【答案】1 

【解析】由题易知，\(\frac{\partial u}{\partial x}=y^{2}z^{3}\)，\(\frac{\partial u}{\partial y}=2xyz^{3}\)，\(\frac{\partial u}{\partial z}=3xy^{2}z^{2}\) 

则在\(x = 1,y = 1,z = 1\)处有\(\left(\frac{\partial u}{\partial x},\frac{\partial u}{\partial y},\frac{\partial u}{\partial z}\right)=(1,2,3)\) 

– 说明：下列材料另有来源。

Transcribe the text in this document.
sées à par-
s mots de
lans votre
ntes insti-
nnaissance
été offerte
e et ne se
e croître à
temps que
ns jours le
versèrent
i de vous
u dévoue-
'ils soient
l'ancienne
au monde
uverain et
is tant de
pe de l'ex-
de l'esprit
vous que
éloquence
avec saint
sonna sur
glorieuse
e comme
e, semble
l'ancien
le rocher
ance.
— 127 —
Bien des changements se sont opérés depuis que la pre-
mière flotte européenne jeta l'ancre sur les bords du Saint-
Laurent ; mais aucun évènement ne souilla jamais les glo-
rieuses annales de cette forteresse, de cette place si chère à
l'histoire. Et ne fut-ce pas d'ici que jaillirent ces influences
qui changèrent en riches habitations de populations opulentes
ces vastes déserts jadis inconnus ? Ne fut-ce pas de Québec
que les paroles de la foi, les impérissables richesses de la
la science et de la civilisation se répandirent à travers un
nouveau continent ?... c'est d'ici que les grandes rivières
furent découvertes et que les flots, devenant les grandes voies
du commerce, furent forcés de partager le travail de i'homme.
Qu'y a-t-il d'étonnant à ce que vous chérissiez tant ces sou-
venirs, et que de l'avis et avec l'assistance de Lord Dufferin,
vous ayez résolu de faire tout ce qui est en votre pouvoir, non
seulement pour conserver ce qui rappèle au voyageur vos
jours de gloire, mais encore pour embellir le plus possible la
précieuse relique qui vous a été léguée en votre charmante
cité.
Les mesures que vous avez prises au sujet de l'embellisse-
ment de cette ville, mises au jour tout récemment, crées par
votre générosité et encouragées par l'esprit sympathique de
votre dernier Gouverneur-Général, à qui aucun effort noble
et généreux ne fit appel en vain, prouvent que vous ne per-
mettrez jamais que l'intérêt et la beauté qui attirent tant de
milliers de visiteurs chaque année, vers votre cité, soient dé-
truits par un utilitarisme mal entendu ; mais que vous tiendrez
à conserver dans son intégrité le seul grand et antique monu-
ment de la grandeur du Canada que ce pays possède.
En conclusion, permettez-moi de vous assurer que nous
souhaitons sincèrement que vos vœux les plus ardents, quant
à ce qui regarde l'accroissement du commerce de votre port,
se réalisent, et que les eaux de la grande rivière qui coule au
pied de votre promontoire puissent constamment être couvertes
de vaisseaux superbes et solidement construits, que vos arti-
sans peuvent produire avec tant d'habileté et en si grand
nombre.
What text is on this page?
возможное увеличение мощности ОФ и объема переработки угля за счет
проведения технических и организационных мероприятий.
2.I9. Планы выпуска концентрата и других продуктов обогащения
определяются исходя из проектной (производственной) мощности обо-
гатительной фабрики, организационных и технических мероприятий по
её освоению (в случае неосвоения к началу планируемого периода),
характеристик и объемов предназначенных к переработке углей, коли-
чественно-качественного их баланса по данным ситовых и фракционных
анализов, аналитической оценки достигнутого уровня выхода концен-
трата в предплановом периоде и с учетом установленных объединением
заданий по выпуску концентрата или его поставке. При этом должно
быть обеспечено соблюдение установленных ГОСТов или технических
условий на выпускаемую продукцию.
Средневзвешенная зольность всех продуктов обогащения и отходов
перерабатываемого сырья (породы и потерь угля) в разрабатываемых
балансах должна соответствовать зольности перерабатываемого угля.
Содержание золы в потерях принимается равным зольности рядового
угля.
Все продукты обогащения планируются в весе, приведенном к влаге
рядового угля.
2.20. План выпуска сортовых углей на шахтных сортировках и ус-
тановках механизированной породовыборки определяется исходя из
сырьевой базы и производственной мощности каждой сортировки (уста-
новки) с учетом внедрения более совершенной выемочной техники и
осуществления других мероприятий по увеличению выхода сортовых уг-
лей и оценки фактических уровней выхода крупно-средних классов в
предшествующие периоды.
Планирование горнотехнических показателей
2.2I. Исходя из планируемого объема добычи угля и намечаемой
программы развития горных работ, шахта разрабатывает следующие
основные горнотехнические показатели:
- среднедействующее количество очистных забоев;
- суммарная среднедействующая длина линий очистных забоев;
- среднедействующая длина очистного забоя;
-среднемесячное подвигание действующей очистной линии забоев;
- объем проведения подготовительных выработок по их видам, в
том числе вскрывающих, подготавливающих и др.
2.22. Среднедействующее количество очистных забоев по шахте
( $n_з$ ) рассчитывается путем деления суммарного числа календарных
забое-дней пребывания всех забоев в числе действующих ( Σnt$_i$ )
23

对于向量\(\boldsymbol{\bar{n}}=(2,2,-1)\)，归一化可得\(\boldsymbol{\bar{n}}_{0}=\left(\frac{2}{3},\frac{2}{3},-\frac{1}{3}\right)\) 

故\(\left. \frac{\partial u}{\partial \boldsymbol{n}}\right\vert _{(1,1,1)}=\left(\frac{\partial u}{\partial x},\frac{\partial u}{\partial y},\frac{\partial u}{\partial z}\right)\cdot \boldsymbol{\bar{n}}_{0}=(1,2,3)\cdot \left(\frac{2}{3},\frac{2}{3},-\frac{1}{3}\right)=1\cdot \frac{2}{3}+2\cdot \frac{2}{3}+3\cdot \left(-\frac{1}{3}\right)=1\)